Bio. Csaba Szepesvari (PhD'99) is currently a Professor at the Department of Computing Science of the University of Alberta and a Principal Investigator of the Alberta Innovates Center for Machine Learning. Before coming to work in Canada, he was the head of the machine learning group at the Computer and Automation Research Institute of the Hungarian Academy of sciences, before which he held various leadership positions in technology companies developing and using AI and machine learning techniques in language, speech and vision applications. The software that he developed has been deployed in various countries and some of the software he developed is still in use today.

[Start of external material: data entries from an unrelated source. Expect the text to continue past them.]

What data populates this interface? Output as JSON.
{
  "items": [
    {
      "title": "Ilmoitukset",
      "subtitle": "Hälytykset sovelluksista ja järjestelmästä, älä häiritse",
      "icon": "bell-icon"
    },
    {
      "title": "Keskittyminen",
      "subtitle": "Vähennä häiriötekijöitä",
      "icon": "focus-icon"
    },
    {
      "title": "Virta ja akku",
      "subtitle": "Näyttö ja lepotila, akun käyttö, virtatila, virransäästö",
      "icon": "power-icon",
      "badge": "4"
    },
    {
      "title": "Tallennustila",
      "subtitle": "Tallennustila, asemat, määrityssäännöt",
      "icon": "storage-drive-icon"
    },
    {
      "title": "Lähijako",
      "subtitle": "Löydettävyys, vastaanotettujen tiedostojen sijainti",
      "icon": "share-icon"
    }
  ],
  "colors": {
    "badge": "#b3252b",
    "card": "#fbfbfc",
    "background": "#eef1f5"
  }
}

The coauthor of a book on nonlinear approximate adaptive controllers and the author of a recent book on reinforcement learning, he published about 150 journal and conference papers. He is best known for the UCT algorithm that he co-invented. UCT is a tree-search algorithm, which inspired much subsequent work in AI, search and optimization. Today, UCT provides the foundations for many applications, including the recent computer go program developed by Deepmind, a program that beat the European Go Champion 5:0. He serves as an action editor of the Journal of Machine Learning Research and the Machine Learning Journal. He served as a co-chair for the 2014 Conference on Learning Theory, and for the Algorithmic Learning Theory Conference in 2011, as well as a senior PC member for NIPS, ICML, AISTATS, AAAI and IJCAI multiple times. He is interested in designing principled learning algorithms for agents that learn from and control their environments.